Nibbelink repeatedly emphasizes the talent of her co-stars when talking about The Little Mermaid, crediting their performing prowess with pushing her to master her role. At first, she found the idea of rehearsing with the students somewhat daunting.

“I was intimidated by them!” she said with a laugh. “They’re so good, and the last thing I wanted to do was come in as the secretary in the counseling office and flub everything and not know my lines and not know my music and not know my blocking and make a fool of myself, because I know they’re really good. So they intimidated me, and they made me be better. They made me do my homework and make sure that I knew everything.”

The unique opportunity for staff members to be part of a student musical has, according to DeMeester, lent a “sense of professionalism” to the cast, as well as allowed the FHC staff seem “more accessible” to students.

Nibbelink hopes along with DeMeester that the students she has worked with on the musical have had as much fun working with her as she has had with them.

“I’m not as scary as I may look,” she said. “Hopefully the kids that I’m working with in the play are pleasantly surprised by my personality once they get to know me a little bit, because it can be daunting. [As a secretary,] you sit behind that desk and you have that [role as an] authority figure. I’m harmless.”

Nibbelink’s colleagues vouch for this “harmlessness,” recalling many happy memories of their time working with her.

“Kathy makes me laugh every day,” said fellow secretary Mary Beth Stout. “I have so many great memories from working with her.  She makes coming to work fun.  She enjoys a good laugh, even if it is at her own expense, and she can take it as well as she can dish it.”

Secretary Arlene Graham has worked with Nibbelink since coming to FHC sixteen years ago and says she picked up on Nibbelink’s good humor almost immediately.

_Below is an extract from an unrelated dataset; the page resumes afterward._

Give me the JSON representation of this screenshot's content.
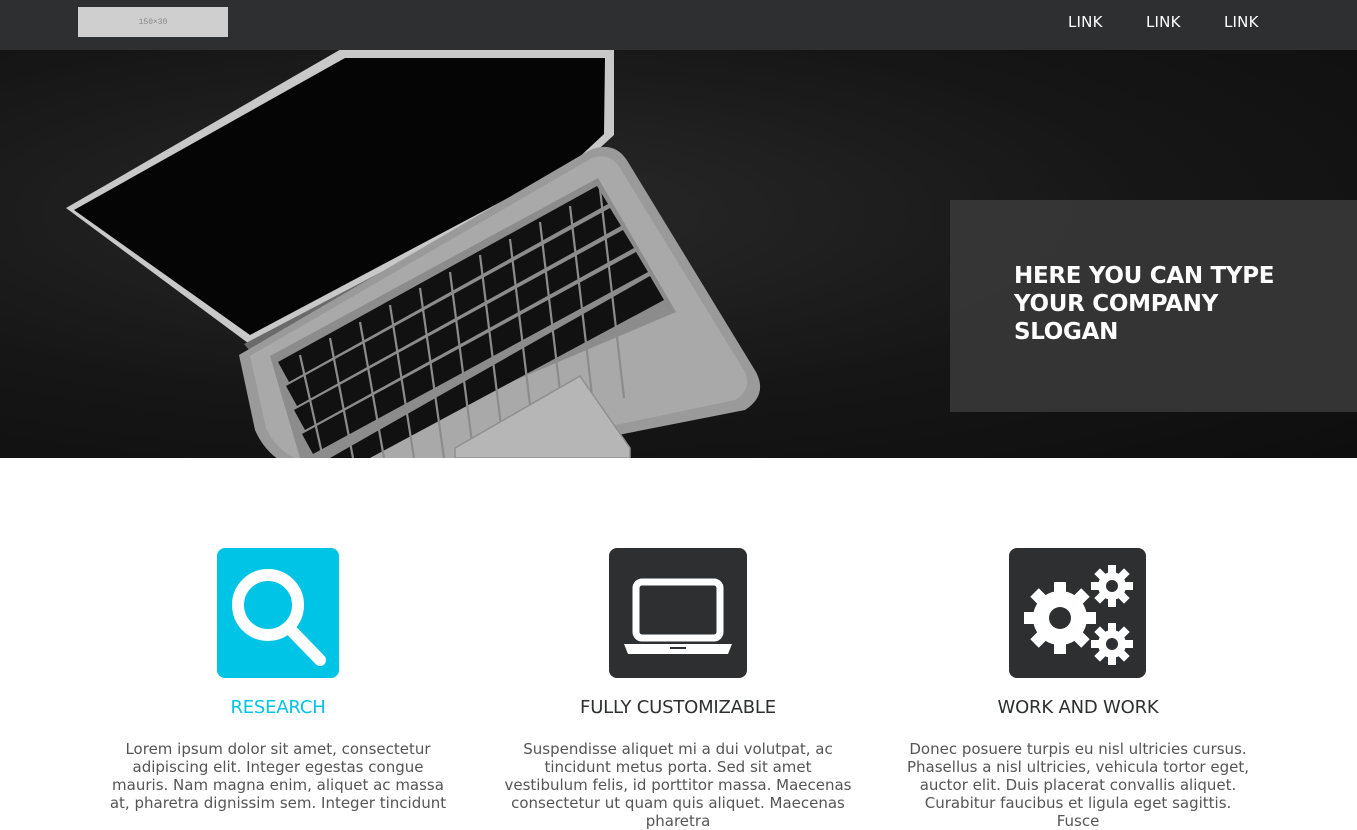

“Shortly after I started I knew it was going to be a journey when I got shot with a Nerf gun from across the office,” Graham said. “And it has been a journey.”

In the years since both Graham and Nibbelink have been at FHC, the school has seen three principals, nine assistant principals, six athletic directors, several counselors, and survived “numerous construction jobs.”

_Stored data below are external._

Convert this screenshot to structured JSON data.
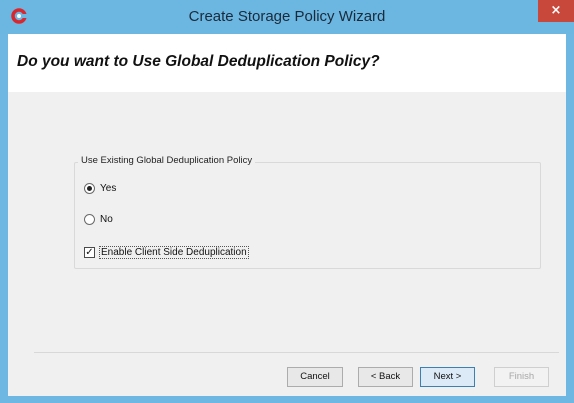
{
  "window": {
    "title": "Create Storage Policy Wizard",
    "close_label": "×",
    "app_icon": "commvault-logo-icon",
    "accent_color": "#6cb6e2"
  },
  "page": {
    "heading": "Do you want to Use Global Deduplication Policy?"
  },
  "group": {
    "label": "Use Existing Global Deduplication Policy",
    "options": [
      {
        "label": "Yes",
        "selected": true
      },
      {
        "label": "No",
        "selected": false
      }
    ],
    "client_side_dedup": {
      "label": "Enable Client Side Deduplication",
      "checked": true
    }
  },
  "buttons": {
    "cancel": "Cancel",
    "back": "< Back",
    "next": "Next >",
    "finish": "Finish"
  }
}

“Mrs. Nibbelink has always kept a great sense of humor throughout,” Graham said. “She will be missed.”

Gratitude in regards to Nibbelink and her role at FHC goes both ways. Just as she admires the talent of her Little Mermaid castmates, Nibbelink holds deep appreciation for both the students and staff at FHC.

“I am amazed at the dedication that they have to their grade point average, getting into college, getting scholarships, getting ahead, involvement in extracurricular activities and that kind of thing,” Nibbelink said of the students she interacts with each day. “It’s pretty amazing their work ethic and [the way] they’re involved in their future. They want to get ahead. And I think that’s great.”

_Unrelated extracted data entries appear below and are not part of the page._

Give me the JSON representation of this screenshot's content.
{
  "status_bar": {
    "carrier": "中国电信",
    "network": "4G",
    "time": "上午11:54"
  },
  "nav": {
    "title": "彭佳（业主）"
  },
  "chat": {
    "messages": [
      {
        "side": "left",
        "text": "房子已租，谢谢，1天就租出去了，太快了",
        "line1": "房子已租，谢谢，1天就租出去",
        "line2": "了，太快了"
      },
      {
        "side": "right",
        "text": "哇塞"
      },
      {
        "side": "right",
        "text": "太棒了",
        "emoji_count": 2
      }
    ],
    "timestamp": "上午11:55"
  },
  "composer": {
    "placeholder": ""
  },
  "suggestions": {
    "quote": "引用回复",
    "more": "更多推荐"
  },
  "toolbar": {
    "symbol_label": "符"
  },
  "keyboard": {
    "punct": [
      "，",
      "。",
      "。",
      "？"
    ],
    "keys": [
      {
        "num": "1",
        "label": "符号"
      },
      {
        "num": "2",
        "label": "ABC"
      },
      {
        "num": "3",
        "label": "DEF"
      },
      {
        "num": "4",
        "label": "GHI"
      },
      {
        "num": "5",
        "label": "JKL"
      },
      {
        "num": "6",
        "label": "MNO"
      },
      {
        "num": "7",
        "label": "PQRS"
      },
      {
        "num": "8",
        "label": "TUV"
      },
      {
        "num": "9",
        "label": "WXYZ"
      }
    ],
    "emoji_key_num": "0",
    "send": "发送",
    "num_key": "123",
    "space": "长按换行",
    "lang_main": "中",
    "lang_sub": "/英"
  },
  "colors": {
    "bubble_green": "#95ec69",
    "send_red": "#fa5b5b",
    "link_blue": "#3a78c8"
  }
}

She also has praise for the teachers of the school where she has spent over two decades doing behind-the-scenes work.

“I think oftentimes in the press and in the paper or on the television, teachers come across as whiners and complainers,” Nibbelink acknowledged. “But there’s an undercurrent, especially here, and I hear it because teachers come down and they’re concerned about one particular student or they’re concerned about a trend they’re seeing, and they’ll come down and talk to the counselors about it. They really do have a burden for their students, to help teach them and help them to learn and be successful.”

From her domain of the counseling office, Nibbelink has observed over twenty years of FHC history. Though her time at the school is approaching its end, the possibilities outside the walls of FHC for Nibbelink are doing just the opposite. Already busy with her therapy dog, eleven grandchildren, piano-playing, and theater involvement, Nibbelink plans to add travelling and volunteering to her list of activities in retirement. As of right now, “all options are open” regarding what her life may look like after she calls her last list of names down to the counseling office.

“It’s been a fun ride,” Nibbelink said. “I’m looking forward to the next chapter.”